Solingen Angeklagter bestreitet sexuelles Interesse an Opfer

Solingen · War es verschmähte Liebe, die einen 50-Jährigen dazu brachte, seinen mehr als 30 Jahre jüngeren Bekannten am Abend des 29. Oktober in der Bahnhofsunterführung in Ohligs mit Messerstichen zu verletzen, oder ging es nur um nicht geliefertes Rauschgift? Am zweiten Verhandlungstag gegen den 50-jährigen Konstrukteur bestritt dieser, sexuelles Interesse an dem 19-Jährigen gehabt zu haben, der ihn seit längeren mit Marihuana und Haschisch versorgte. Der Angeklagte, der wegen Vergewaltigung eines Mannes eine fünfjährige Haftstrafe verbüßt hat, bezeichnete sich als bisexuell.

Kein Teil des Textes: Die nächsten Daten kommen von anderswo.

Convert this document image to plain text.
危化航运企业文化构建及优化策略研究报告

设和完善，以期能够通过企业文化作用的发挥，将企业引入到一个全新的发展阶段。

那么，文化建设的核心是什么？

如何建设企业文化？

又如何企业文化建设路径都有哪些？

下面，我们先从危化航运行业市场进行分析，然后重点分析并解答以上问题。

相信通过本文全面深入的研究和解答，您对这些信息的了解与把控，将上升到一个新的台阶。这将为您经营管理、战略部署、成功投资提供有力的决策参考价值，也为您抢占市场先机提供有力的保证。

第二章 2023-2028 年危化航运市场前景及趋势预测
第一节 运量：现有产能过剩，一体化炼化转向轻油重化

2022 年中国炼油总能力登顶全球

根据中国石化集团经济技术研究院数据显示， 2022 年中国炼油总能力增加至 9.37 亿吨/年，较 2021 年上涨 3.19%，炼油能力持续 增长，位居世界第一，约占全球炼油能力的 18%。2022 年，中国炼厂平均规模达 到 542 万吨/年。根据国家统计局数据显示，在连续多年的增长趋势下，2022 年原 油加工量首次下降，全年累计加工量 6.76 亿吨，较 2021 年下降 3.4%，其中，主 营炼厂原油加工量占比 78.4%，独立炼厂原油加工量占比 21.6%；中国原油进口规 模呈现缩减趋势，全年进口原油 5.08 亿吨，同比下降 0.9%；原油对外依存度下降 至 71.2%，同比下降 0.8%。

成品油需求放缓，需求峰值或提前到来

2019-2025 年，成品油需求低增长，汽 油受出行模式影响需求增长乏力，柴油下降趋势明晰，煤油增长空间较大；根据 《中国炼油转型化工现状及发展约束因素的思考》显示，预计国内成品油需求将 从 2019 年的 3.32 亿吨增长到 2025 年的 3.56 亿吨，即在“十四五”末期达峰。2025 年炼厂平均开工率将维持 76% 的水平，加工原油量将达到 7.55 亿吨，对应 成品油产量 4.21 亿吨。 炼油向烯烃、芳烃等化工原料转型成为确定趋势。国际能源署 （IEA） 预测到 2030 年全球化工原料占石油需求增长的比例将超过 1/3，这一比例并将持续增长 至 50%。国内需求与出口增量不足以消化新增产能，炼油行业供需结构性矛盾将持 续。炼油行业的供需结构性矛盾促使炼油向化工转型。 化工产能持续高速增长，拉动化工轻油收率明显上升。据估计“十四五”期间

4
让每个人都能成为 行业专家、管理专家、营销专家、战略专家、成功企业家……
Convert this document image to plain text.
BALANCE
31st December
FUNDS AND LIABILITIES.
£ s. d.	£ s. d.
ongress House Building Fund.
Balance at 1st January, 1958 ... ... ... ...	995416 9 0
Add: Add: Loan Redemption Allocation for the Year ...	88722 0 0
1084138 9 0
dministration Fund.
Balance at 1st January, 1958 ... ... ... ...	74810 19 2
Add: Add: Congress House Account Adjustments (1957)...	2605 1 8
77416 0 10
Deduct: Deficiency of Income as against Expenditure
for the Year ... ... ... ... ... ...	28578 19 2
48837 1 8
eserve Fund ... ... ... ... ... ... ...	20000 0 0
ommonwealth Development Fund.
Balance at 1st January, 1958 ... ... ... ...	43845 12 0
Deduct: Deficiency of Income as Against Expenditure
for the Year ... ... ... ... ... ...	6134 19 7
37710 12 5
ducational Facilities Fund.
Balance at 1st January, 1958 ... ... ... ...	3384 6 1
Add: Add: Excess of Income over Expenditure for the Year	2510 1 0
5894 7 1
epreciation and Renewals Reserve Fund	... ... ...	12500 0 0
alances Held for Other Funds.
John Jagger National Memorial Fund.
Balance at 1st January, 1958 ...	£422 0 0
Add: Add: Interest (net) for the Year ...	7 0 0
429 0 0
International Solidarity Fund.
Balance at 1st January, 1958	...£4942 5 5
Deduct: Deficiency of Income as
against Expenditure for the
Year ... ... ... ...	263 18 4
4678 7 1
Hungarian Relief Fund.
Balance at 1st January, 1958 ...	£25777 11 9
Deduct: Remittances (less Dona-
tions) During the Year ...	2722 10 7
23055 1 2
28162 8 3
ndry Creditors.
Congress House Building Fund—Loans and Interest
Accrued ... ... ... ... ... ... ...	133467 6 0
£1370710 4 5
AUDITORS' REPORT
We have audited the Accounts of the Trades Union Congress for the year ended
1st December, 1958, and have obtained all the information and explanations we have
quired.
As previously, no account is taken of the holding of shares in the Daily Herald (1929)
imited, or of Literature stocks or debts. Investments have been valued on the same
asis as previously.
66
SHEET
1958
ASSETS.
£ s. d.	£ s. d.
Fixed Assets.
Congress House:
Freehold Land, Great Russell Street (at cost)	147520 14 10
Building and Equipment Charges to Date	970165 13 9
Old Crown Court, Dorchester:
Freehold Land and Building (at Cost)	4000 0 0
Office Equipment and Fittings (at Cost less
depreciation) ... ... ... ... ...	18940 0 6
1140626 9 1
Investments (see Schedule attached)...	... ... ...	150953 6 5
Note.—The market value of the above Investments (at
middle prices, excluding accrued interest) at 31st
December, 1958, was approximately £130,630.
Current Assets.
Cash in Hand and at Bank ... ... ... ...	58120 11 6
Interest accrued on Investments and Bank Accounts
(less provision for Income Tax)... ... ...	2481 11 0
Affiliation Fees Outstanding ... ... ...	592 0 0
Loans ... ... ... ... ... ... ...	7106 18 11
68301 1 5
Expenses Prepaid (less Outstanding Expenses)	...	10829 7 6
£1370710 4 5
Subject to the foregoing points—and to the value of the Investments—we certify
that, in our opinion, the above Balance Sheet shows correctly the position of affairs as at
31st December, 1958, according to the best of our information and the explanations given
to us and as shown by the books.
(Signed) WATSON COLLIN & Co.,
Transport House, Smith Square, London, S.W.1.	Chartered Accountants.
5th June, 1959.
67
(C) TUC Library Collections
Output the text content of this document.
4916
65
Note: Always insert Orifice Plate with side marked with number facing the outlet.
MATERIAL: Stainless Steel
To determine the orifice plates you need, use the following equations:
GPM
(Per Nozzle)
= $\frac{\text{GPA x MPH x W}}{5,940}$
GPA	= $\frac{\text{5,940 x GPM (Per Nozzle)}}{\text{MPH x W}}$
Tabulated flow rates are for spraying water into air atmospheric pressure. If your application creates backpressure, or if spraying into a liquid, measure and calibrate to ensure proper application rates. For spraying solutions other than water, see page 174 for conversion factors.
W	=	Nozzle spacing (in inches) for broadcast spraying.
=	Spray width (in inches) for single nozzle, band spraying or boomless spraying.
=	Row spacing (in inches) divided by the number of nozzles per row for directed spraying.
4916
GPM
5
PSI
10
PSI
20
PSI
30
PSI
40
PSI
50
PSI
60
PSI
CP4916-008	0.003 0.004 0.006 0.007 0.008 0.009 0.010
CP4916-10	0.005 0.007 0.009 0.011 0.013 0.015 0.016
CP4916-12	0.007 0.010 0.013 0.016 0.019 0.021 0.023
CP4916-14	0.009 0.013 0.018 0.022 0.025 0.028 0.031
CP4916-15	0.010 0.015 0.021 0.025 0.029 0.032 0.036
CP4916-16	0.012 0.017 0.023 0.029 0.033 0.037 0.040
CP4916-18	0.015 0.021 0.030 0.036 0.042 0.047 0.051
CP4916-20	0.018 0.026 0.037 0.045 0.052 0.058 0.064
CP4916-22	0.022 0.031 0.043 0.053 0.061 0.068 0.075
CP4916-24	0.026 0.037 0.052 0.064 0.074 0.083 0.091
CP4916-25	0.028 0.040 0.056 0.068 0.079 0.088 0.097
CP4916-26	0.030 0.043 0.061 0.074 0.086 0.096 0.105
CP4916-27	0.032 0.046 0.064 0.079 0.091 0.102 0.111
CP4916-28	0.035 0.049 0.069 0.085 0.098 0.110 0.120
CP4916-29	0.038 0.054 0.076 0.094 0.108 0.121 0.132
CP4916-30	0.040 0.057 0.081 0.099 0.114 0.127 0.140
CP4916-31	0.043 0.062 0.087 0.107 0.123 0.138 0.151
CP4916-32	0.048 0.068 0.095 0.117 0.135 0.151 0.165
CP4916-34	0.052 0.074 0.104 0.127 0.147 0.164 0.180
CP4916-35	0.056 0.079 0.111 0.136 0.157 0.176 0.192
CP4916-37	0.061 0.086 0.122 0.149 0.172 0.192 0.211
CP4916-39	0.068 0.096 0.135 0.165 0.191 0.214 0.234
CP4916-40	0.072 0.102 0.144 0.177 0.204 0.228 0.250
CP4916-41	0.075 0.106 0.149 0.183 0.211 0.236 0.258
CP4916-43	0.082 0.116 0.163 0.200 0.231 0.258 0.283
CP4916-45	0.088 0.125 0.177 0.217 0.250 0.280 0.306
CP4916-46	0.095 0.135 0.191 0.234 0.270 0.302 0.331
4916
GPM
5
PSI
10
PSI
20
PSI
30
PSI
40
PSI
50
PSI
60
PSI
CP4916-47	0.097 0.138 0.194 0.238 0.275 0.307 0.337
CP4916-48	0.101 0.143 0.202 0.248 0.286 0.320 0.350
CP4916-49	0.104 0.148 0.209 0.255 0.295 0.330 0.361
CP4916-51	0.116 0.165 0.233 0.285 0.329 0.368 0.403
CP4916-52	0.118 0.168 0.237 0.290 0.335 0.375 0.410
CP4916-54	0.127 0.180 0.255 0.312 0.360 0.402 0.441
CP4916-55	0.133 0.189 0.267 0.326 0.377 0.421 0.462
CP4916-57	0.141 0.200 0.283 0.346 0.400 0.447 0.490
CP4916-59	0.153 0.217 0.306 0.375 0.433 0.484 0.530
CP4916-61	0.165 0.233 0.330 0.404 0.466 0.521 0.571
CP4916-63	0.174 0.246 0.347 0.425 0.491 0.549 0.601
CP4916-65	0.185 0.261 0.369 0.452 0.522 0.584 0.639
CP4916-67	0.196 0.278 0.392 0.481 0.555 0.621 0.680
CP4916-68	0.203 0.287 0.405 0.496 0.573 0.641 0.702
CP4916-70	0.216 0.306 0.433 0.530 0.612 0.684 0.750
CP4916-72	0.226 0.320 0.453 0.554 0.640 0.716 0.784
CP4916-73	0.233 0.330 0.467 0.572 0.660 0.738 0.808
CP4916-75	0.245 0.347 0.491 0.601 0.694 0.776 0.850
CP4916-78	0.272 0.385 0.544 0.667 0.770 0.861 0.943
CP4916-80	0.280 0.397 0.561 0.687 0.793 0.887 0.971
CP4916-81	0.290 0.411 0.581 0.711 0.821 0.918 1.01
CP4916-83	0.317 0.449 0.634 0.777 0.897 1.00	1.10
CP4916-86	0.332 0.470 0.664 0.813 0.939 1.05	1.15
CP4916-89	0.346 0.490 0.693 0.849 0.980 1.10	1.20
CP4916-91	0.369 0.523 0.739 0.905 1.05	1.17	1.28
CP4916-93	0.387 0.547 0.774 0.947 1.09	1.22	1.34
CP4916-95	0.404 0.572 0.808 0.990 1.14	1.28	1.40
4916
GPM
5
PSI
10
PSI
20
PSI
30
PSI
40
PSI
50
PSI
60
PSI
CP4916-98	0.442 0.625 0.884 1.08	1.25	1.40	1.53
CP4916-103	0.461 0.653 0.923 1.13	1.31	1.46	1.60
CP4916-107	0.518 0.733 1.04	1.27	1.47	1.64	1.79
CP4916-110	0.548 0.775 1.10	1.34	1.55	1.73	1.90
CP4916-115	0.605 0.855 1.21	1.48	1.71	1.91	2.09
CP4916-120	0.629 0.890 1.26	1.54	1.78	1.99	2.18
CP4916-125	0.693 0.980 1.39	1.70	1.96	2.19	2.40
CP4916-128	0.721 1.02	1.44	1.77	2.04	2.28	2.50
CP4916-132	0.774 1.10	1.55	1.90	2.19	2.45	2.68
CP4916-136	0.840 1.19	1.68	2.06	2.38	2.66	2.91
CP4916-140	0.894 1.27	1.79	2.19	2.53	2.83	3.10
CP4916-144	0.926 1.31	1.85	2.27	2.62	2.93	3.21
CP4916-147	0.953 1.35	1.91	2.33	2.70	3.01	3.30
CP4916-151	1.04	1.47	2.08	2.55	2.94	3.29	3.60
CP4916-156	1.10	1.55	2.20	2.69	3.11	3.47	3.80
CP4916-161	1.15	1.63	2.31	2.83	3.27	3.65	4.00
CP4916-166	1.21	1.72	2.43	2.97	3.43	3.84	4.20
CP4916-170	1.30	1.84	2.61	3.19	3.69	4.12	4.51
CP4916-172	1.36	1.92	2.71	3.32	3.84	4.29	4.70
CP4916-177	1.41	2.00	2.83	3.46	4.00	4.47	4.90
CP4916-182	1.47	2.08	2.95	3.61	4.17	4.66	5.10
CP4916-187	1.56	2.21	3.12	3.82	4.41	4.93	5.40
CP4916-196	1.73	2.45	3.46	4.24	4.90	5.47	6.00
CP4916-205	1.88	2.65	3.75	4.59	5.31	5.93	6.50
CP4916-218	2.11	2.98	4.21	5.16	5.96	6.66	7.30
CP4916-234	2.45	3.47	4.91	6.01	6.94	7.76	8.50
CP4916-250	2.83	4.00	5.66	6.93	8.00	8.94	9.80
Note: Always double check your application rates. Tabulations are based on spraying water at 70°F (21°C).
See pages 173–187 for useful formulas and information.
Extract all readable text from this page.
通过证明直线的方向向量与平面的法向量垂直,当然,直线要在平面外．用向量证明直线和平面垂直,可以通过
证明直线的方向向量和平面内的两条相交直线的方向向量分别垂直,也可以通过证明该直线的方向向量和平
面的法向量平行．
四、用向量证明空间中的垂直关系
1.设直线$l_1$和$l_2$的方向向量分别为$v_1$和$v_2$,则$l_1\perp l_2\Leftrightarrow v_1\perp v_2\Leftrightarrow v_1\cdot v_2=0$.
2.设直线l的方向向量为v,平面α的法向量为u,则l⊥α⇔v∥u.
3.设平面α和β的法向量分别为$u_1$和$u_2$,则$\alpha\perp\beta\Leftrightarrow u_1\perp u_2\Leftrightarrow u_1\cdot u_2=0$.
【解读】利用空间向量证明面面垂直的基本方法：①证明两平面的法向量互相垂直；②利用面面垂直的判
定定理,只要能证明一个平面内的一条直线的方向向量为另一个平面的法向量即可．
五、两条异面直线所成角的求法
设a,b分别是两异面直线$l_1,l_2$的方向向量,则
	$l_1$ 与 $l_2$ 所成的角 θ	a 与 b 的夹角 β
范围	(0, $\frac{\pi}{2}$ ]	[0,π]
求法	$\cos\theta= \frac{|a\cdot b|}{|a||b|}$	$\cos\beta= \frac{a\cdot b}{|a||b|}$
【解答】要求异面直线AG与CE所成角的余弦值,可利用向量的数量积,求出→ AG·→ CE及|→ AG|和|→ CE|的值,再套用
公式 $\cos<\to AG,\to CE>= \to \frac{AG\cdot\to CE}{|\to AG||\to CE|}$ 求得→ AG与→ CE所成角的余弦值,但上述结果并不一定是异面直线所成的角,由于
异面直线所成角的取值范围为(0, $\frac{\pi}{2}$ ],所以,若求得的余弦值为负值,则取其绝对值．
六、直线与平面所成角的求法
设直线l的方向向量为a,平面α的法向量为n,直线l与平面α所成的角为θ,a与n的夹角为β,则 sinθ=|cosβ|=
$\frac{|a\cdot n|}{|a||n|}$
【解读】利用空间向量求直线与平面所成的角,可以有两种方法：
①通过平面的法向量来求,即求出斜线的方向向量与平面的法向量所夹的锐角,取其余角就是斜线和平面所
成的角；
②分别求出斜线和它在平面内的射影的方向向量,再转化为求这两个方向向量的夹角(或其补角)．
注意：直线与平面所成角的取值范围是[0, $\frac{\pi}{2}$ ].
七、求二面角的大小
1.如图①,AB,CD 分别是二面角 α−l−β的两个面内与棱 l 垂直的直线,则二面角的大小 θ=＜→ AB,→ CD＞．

Die Freundschaft zu seinem späteren Opfer war zunächst geprägt von vielen Geschenken, die er dem jungen Mann machte, von einer Reise nach Berlin über Konzertkarten bis hin zu Geschenkgutscheinen. Am Tattag, so der Angeklagte gestern in einer von seiner Anwältin verlesenen Erklärung, sei er von Leverkusen nach Solingen gefahren, um die überfällige Rauschgiftlieferung abzuholen, die er bereits Tage zuvor bezahlt haben will. Der 50-Jährige schilderte: "Ich brauche das Rauschgift neben Schlaftabletten, um nachts überhaupt schlafen zu können." Seine Angst vor der Nacht sei in der Jugend begründet, sowohl sein alkoholsüchtiger Vater als auch seine Mutter hätten ihn und seine vier Geschwister regelmäßig geschlagen. Auch nach dem Lösen vom Elternhaus habe er keine Geborgenheit durch Freundschaften finden können, seine einzigen körperlichen Kontakte habe er mit Prostituierten gehabt. Die Freundschaft zu seinem späteren Opfer war ein Lichtblick im Leben des Mannes. "Wir haben viel gemeinsam unternommen." Später hat sich der junge Mann offenbar mehr und mehr den Kontaktversuchen des väterlichen Freundes entzogen, so dass dieser sich nur noch als Geldgeber ausgenutzt vorkam. Am Tattag gingen die beiden Männer zunächst in eine Gaststätte in Bahnhofsnähe. "Danach hat er mich 20 Minuten hinter sich her laufen lassen und mir den Stoff nicht gegeben", schilderte der Angeklagte die Situation, "ich kam mir vor wie ein Hund, der hinter seinem Herrchen hergezogen wird." Danach habe er dem 19-Jährigen gedroht, er werde ihn wegen seiner Rauschgiftgeschäfte anzeigen. Bei der anschließenden Rangelei im Bahnhofstunnel habe er das Messer gezogen. Die Verletzungen müssten dann bei einem folgenden Gerangel entstanden sein. "Ich wollte ihn nicht verletzen", sagte der Angeklagte.

Der Prozess wird am 12. Juni fortgesetzt. Dann soll auch das Opfer gehört werden.